# DIY Autostart generator?



## adamtheha (Mar 14, 2007)

I would like to canvass the community for an answer: Has anyone ever rigged one of these new "remote start" generators to an inverter with a low battery voltage auto-start circuit?

What I need is a generator that will start when my deep cycle batteries get to a certain point, will charge them up, and then shut off. My Outback inverter has an output that can control a generator, but I don't know how to connect it to a generator with the ability to "remote start". 
Any ideas?


----------



## TnAndy (Sep 15, 2005)

Call Outback. They can walk you thru ANYTHING on their products. Their tech support is way above #1.


----------



## adamtheha (Mar 14, 2007)

True! The only problem is, I suspect that these generators are not "specifically" designed to be used like this, but I think they could.
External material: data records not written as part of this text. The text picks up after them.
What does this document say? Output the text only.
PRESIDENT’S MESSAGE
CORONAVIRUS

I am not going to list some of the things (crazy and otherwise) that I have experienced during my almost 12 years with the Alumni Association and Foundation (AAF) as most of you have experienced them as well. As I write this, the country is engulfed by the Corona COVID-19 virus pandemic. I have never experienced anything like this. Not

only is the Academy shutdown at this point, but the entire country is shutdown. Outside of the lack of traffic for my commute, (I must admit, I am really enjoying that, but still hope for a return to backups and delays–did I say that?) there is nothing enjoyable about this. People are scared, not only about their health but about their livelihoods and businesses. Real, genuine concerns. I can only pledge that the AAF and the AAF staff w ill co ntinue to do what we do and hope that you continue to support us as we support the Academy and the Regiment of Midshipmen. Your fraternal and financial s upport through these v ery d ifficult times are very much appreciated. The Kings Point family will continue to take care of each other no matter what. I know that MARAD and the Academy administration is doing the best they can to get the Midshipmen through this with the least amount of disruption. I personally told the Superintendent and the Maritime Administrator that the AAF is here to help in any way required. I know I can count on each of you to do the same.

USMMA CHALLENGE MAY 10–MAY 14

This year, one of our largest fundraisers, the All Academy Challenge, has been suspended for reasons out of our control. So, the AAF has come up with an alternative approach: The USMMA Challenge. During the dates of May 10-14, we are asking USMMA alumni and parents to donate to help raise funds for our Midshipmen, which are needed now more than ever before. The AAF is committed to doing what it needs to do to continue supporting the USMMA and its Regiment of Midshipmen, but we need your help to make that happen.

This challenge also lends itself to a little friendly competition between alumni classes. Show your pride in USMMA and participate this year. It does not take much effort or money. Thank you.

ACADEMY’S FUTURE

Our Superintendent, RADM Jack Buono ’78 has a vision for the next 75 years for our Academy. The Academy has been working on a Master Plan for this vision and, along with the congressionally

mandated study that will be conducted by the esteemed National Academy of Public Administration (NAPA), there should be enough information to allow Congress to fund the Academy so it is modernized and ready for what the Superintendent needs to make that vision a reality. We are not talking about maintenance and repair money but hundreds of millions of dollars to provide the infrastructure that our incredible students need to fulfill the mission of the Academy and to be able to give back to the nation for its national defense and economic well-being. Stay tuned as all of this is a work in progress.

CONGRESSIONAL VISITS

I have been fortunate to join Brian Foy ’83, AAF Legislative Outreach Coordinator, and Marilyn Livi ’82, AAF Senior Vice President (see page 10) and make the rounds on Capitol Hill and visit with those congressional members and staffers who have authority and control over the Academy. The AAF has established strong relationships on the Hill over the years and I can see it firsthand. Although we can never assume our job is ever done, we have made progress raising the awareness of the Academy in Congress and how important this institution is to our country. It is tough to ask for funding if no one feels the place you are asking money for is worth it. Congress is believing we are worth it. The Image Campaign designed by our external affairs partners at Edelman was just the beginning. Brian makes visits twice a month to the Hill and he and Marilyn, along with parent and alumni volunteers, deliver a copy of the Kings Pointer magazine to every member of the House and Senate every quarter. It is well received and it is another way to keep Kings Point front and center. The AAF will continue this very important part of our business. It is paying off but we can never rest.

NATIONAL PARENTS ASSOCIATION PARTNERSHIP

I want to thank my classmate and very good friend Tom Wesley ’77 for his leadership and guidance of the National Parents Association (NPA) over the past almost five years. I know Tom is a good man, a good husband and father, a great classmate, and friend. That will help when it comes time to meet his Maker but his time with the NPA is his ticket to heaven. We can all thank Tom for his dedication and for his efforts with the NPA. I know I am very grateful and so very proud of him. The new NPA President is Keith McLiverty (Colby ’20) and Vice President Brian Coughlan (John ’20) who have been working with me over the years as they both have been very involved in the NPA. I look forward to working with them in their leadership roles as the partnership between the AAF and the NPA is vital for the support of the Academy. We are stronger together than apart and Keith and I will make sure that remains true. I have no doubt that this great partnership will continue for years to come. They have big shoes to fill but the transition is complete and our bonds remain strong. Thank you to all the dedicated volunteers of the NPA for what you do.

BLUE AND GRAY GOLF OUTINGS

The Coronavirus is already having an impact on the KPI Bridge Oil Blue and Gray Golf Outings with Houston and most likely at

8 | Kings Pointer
I'm wondering if it's better to bypass the remote control, and run a physical wire to the generator starter from the inverter. I'm hoping to hear from someone who might have done this.


----------



## idahodave (Jan 20, 2005)

If you try to connect the inverter control line to the starter, the starter would run non-stop until the inverter charged the battery, then the starter would stop but the generator would continue to run because the starter cannot stop the motor. You need a generator with a remote start and run. 

I use an Onan 10kw generator controlled with a Trace inverter and it works fine.


----------